What is Group Personal Accident Insurance? (Explained)

The employees are the greatest asset of a company. However, they’re exposed to several risks. It’s one of the organizations’ responsibilities to look after the employee’s well-being. Group personal accident insurance offers the company a policy to protect its employees from any accident that occurs at the workplace. Under this policy, the employees are absolved of all the medical expenses incurred due to injury or death in case of any mishappenings.

Group personal accident insurance is a win-win for both the company and the employees. While the employees are protected under the policy, the company gets a group discount based on the number of employees in the company.

Benefits of Group Personal Accident Insurance

Here are some of the benefits of the Group Personal Accident Insurance policy-

  • The policy fulfils the basic responsibility of any organization is to protect the employees against any unfortunate events.
  • It assures quick claim settlement for the employee.
  • It also provides hassle-free documentation.
  • It is great for the reputation of an organization as it gives satisfaction to the workers that the company ensures their protection.
  • All the expenses related to hospitalization and medicines due to the injury get reimbursed.

Coverage offered by Group Personal Accident Insurance

A group personal accident insurance coverage varies according to the terms of the plan.
Here’s what the coverage includes-

  • The family receives the insured compensation in case of the death of the insured.
  • In case of permanent or total disability caused to the employee which continues for over 12 months, the entire compensation is paid to the person insured.
  • If the employee gets disabled partially, a certain percentage of the sum insured is paid.
  • Weekly benefits are provided to the employee who is fully disabled. It is offered to compensate for the loss of salary as the employee would be unable to work.
  • If hospitalization is necessary for the employee, ambulance charges are covered under this policy.
  • The policy will reimburse all the expenses that arise during the transportation of the insured person’s mortal remains to the ground or home.
  • In case of broken bones, the insured gets compensated a certain amount of money.
  • The policy covers the educational costs of the children if the insured dies or has a permanent disability.
  • In case of permanent disability, the insured may need some changes in lifestyle such as modifications to his car and home which is compensated by the policy.

Group Personal Accident Insurance Exclusions

Group personal accident insurance protects all employees against most accident scenarios. But there are some exclusions that the policy does not cover.
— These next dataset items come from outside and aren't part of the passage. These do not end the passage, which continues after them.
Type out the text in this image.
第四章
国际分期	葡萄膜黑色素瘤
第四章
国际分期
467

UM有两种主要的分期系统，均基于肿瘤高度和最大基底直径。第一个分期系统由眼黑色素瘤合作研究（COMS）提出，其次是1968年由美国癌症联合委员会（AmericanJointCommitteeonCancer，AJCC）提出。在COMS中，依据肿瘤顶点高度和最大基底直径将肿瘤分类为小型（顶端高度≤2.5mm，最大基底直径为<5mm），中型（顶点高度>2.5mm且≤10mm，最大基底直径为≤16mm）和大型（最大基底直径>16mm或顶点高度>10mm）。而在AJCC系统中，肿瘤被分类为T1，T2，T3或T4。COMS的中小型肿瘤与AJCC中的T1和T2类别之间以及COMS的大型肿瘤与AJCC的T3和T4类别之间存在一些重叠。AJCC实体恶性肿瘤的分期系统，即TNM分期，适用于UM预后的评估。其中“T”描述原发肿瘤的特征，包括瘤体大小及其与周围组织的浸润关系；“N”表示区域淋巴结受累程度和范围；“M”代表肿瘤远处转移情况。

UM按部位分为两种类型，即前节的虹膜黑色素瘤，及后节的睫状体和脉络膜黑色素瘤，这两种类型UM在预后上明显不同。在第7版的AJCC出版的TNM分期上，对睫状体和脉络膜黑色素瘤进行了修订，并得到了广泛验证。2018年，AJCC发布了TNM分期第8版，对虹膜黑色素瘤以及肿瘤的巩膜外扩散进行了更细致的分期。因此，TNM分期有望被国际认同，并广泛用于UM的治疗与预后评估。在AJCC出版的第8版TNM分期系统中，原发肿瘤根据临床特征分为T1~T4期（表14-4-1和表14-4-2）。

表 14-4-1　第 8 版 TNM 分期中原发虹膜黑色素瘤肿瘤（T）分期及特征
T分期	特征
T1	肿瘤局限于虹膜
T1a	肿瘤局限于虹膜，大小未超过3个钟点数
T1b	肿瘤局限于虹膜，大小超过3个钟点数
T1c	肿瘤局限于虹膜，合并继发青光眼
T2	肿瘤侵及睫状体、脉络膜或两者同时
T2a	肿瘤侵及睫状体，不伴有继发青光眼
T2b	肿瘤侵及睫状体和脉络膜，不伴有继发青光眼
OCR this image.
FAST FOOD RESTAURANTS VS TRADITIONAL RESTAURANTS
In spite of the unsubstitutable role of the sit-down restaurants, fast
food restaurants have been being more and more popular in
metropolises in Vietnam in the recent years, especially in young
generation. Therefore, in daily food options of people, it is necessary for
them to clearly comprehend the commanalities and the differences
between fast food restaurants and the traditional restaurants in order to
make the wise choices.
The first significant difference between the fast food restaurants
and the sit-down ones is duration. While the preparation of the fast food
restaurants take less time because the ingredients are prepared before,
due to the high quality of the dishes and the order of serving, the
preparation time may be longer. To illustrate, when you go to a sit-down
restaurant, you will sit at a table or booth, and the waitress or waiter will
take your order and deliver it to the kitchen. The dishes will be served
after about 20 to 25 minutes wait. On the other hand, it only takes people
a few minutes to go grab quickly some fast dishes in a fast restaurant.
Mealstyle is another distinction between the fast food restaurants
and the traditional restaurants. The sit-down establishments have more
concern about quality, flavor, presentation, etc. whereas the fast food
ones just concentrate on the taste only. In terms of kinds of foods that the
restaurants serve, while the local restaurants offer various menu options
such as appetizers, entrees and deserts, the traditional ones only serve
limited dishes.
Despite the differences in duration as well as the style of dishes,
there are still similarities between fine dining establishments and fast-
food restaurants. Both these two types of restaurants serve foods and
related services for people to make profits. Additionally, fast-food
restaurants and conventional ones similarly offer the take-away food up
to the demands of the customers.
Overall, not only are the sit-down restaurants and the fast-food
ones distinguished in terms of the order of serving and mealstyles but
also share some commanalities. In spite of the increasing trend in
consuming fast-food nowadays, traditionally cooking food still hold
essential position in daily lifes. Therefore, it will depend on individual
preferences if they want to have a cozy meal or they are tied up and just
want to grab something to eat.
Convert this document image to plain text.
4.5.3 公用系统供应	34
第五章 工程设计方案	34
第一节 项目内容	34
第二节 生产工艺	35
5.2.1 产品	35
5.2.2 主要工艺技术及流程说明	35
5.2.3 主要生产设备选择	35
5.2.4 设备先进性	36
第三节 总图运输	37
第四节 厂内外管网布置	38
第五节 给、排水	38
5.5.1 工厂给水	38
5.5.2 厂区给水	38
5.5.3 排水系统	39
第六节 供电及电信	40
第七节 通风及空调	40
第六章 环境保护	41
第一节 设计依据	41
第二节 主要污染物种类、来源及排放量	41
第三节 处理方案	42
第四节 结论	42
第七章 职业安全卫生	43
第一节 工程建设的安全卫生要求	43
Some of the notable exclusions are:

  • When the injury is self-inflicted.
  • Injuries caused due to illegal or criminal acts.
  • Injuries/damages sustained under the influence of alcohol, drugs, or other intoxicating substances.
  • Death or injury due to illness or disease during childbirth or pregnancy.
  • Accident cases involving nuclear weapons or armed forces.
  • Accidents involving a violation of the law.
  • Suicides or attempted suicides.

Accidents not only cause financial trouble for the employee’s family, but they may also affect the company in a way. It’s thus advisable to insure your employees with Group Personal Accident Insurance and provide them with the financial security they deserve.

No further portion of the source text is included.